You are viewing a plain text version of this content. The canonical link for it is here.
Posted to issues@kudu.apache.org by "Andrew Wong (Jira)" <ji...@apache.org> on 2020/06/02 22:06:00 UTC
[jira] [Commented] (KUDU-2258) Create timeseries workload
integration test
[ https://issues.apache.org/jira/browse/KUDU-2258?page=com.atlassian.jira.plugin.system.issuetabpanels:comment-tabpanel&focusedCommentId=17124355#comment-17124355 ]
Andrew Wong commented on KUDU-2258:
-----------------------------------
It's worth noting [Todd's blogpost|https://blog.cloudera.com/benchmarking-time-series-workloads-on-apache-kudu-using-tsbs/] links to his benchmarking scripts:
https://github.com/toddlipcon/kudu-tsbs
It's probably worth considering understanding the underlying Kudu queries without the ts daemons and profiling them further.
> Create timeseries workload integration test
> -------------------------------------------
>
> Key: KUDU-2258
> URL: https://issues.apache.org/jira/browse/KUDU-2258
> Project: Kudu
> Issue Type: Test
> Components: test
> Reporter: Dan Burkert
> Priority: Major
>
> A common usecase for Kudu is storing timeseries data sets.
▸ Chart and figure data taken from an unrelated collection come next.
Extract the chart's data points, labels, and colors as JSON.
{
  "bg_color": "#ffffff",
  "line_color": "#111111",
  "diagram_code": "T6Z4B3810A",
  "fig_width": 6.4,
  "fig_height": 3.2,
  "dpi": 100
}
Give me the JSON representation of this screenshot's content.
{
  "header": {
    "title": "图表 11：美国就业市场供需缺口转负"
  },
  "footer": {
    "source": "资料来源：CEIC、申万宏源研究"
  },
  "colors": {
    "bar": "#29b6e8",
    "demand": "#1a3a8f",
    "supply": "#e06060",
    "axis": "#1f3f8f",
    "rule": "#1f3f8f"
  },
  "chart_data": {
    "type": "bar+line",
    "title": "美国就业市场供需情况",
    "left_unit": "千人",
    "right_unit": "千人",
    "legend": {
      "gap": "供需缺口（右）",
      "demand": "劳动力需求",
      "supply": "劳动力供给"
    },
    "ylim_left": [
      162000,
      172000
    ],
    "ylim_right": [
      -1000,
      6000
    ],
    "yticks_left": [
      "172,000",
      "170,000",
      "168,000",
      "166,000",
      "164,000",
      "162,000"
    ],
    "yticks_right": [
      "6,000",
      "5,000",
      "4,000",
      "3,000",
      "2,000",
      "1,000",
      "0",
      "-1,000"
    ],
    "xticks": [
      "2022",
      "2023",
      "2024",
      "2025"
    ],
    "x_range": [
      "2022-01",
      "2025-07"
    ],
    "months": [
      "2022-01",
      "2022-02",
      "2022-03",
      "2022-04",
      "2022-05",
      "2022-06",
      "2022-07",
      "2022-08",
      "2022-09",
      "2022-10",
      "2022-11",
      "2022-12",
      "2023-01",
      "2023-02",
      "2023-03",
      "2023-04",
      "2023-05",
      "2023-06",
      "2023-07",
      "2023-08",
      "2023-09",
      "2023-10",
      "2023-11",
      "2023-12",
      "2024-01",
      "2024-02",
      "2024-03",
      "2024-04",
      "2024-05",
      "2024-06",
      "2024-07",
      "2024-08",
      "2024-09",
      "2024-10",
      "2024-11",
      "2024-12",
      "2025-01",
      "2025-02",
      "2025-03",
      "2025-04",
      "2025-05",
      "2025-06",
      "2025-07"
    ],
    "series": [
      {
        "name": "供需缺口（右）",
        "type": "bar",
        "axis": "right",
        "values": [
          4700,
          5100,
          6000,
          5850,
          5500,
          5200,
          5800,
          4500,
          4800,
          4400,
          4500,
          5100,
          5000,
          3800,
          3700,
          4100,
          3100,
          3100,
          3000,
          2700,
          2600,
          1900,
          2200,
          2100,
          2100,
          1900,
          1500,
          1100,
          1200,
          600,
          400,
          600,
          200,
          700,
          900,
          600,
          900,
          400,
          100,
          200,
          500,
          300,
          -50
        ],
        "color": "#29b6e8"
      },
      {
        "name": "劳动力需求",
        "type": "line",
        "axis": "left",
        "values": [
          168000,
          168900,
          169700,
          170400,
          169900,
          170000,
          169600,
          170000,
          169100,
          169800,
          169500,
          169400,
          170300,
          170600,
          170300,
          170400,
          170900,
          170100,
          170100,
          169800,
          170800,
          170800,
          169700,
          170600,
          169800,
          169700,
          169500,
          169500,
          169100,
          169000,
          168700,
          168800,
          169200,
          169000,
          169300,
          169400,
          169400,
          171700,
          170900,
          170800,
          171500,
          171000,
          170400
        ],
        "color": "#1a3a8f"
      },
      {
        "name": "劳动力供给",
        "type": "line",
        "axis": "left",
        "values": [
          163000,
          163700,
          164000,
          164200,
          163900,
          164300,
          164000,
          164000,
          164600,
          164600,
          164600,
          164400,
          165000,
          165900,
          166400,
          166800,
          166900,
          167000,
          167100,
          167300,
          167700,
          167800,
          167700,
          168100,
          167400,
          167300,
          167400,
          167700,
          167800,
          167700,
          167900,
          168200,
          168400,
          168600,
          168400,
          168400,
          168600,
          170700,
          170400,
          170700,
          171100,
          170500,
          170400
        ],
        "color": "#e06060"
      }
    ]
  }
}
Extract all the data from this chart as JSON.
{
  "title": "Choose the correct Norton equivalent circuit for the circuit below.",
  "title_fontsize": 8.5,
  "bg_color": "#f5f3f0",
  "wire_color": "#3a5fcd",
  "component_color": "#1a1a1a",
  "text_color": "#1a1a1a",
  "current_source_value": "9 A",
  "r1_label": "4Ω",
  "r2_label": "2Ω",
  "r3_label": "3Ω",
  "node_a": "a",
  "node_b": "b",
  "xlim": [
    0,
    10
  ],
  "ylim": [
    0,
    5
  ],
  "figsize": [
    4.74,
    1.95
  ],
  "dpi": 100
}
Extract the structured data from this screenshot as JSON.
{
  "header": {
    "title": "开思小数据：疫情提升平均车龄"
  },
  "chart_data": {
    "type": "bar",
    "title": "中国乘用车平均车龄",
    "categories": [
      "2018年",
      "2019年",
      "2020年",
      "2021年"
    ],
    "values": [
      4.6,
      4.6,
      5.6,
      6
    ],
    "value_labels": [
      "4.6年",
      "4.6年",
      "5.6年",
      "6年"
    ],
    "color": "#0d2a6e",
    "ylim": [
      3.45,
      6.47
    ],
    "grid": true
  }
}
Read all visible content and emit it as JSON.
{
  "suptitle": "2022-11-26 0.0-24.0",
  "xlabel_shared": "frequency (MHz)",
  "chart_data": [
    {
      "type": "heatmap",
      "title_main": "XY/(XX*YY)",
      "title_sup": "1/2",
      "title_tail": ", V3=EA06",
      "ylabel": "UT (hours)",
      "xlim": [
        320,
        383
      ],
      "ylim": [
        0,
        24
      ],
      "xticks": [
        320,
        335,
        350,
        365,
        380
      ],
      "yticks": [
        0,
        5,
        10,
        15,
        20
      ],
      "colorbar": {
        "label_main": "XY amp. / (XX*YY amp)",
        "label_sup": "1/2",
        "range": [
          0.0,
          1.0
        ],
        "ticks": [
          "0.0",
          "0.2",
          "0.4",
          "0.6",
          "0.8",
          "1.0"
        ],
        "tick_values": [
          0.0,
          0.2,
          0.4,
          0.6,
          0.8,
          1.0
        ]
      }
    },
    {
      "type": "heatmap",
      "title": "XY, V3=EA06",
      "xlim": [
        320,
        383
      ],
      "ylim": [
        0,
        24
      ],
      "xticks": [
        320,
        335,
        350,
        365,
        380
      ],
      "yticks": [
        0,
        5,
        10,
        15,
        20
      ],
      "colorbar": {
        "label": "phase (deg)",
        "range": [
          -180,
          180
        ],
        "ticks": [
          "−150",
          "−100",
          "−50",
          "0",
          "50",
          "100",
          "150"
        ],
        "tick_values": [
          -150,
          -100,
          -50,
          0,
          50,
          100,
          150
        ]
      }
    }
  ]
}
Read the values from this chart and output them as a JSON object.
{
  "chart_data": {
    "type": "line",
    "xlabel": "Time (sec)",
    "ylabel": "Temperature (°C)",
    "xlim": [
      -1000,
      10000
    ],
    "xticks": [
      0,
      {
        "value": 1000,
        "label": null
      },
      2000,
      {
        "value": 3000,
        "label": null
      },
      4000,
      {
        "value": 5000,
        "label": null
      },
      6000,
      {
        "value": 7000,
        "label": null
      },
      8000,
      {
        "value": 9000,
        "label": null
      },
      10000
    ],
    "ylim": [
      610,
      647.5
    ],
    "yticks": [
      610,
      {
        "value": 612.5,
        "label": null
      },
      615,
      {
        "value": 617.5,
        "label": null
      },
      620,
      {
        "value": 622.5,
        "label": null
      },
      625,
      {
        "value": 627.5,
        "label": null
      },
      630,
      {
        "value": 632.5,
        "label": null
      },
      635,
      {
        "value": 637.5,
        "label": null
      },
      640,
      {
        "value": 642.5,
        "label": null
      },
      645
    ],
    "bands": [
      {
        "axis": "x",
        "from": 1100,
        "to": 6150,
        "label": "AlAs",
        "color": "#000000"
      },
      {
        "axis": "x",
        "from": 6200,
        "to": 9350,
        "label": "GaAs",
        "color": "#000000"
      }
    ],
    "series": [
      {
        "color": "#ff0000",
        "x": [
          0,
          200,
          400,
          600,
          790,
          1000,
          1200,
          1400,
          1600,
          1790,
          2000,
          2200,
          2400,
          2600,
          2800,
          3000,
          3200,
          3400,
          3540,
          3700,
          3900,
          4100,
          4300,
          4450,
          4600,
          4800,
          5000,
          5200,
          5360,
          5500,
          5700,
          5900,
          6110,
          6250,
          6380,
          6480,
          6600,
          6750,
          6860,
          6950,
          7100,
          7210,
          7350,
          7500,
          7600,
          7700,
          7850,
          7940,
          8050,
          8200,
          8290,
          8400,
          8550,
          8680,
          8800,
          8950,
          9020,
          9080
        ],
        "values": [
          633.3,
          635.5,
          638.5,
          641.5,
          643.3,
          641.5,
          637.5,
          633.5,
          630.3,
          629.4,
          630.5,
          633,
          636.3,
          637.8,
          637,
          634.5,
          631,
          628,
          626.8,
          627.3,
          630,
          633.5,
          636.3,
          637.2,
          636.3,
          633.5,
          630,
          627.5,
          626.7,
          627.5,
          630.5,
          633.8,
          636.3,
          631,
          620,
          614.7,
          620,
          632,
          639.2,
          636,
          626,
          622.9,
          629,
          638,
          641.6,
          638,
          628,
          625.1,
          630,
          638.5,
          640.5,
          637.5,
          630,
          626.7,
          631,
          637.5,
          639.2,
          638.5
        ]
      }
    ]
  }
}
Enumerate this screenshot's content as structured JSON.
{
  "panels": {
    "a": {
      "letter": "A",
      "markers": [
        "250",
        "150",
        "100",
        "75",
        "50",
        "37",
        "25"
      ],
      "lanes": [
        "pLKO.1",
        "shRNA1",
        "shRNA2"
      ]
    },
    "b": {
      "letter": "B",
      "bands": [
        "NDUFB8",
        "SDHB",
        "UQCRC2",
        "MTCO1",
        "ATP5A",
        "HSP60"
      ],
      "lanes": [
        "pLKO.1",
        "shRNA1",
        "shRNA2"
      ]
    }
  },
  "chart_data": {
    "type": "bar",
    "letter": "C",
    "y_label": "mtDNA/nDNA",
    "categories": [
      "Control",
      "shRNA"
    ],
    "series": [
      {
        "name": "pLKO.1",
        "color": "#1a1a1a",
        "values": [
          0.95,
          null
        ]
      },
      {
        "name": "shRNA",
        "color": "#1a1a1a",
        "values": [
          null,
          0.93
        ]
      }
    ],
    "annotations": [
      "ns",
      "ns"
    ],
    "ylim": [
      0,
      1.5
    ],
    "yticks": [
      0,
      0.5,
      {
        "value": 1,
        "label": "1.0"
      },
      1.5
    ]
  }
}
Right now we don't have a good integration test simulating these workloads. Ideally such an integration test would serve as a good starting point for investigating and reproducing performance issues with timeseries workloads.
> The timeseries workloads we've seen usually have these characteristics:
> - Hash partitioning over 1 or 2 series id columns, which are often a UUID or similar pseudo-random ID.
> - Very high cardinality over the ID column(s), in the ballpark of tens or hundreds of millions
> - Range partitioning over a timestamp column, although it may be sufficient to only simulate a single time range for an integration test.
> - The test should probably be flexible with the data column types and count, there is no 'common' case here.